After a strong performance in the midterm election, the Republicans now control both the Senate and the House of Representatives. What should the Republicans do with this control over Congress? Bank holding companies and financial institutions might have an idea or three.
In an op-ed piece published in The Wall Street Journal yesterday, Paul H. Kupiec called for Congress to quickly enact three reforms in order to reduce stifling regulation and to help spur economic growth. Those proposed reforms are, as follows:
1. “Raise the trigger for mandatory, enhanced prudential standards and Federal Reserve oversight for bank holding companies to $250 billion.” The current trigger is simply too low. Bank holding companies with only $50 billion in consolidated assets should not be burdened with the costs of compliance with regulations, disruptive testing by regulators, and living will requirements. Raising the trigger threshold would allow regulators to focus on the bank holding companies which might actually disrupt the economy in the event of failure, rather than smaller bank holding companies that would likely not cause any significant disruption in the event of failure.
2. “Remove the Financial Stability Oversight Council’s power to designate a nonbank financial firm as a ‘systemically important financial institution (SIFI)’—which subjects them to heightened supervision by the Federal Reserve Board of Governors—and rescind any existing SIFI designations.” Such a designation is far too significant for the subject institution to allow the government to escape absolute transparency about the process and criteria leading to a SIFI designation. According to the WSJ, “[t]he process is intentionally opaque to conceal the fact that designations are based on weakly defensible assumptions and hypothetical arguments about the alleged dangers these nonbank institutions would pose to the financial system were they to fail—arguments and assumptions that would not survive scrutiny if they were made public.” The Financial Stability Oversight Council’s largely unfettered and unreviewable discretion in making SIFI designations gives it license to intervene in and interfere with a business without any showing that the business’s failure might cause a significant disruption to the financial system.
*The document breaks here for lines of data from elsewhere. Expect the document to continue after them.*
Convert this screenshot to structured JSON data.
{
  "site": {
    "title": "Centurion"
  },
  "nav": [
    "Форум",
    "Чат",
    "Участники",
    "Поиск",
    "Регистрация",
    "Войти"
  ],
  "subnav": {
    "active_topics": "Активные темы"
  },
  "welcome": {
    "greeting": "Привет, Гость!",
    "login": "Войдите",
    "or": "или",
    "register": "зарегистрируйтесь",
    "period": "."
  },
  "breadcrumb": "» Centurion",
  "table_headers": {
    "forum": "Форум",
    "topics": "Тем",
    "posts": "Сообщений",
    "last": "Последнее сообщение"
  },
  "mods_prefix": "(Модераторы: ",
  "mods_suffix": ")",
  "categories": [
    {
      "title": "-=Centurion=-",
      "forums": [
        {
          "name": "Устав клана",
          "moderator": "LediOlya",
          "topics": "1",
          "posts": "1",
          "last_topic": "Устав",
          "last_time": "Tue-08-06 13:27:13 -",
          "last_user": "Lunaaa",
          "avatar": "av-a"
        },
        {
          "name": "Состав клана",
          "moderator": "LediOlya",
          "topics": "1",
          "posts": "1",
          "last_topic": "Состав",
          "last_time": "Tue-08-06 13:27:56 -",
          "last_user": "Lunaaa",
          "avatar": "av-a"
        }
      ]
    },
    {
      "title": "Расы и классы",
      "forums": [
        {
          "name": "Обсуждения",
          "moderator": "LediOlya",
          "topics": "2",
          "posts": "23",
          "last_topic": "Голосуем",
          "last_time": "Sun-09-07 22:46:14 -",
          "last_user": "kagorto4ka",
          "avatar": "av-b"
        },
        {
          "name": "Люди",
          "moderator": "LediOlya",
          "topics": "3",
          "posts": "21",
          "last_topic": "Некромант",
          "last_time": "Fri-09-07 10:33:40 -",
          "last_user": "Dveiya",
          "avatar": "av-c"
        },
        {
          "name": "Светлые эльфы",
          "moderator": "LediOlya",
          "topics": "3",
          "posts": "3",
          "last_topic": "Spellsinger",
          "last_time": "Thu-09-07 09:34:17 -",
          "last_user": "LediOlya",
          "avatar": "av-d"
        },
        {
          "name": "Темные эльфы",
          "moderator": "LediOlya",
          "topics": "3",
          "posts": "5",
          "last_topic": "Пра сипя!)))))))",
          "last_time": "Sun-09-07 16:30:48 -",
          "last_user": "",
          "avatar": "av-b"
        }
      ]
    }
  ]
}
3. Instead of requiring large bank holding companies to submit “living wills” that outline the institution’s plan for rapid and orderly bankruptcy in the event of failure, living wills should focus on eliminating the weakness in the FDIC bank resolution process. The WSJ piece argues that a living will should outline a plan to break up a large failing bank into multiple pieces and facilitate the process for doing so. While it might be prudent to require large institutions to create such a breakup plan, I wonder whether all institutions currently subjected to Dodd-Frank need to create such a plan. Perhaps my concerns could be addressed by simply raising the trigger level, as mentioned in number 1 above.
This would be a good start to correcting some of the shortcomings of Dodd-Frank. In my opinion, the American people elected Republicans in 2014 partly because they are tired of overreach by the federal government and the federal government’s interference with business. It is time for Republicans to listen to the voice of the American people and free up the economy to grow and prosper.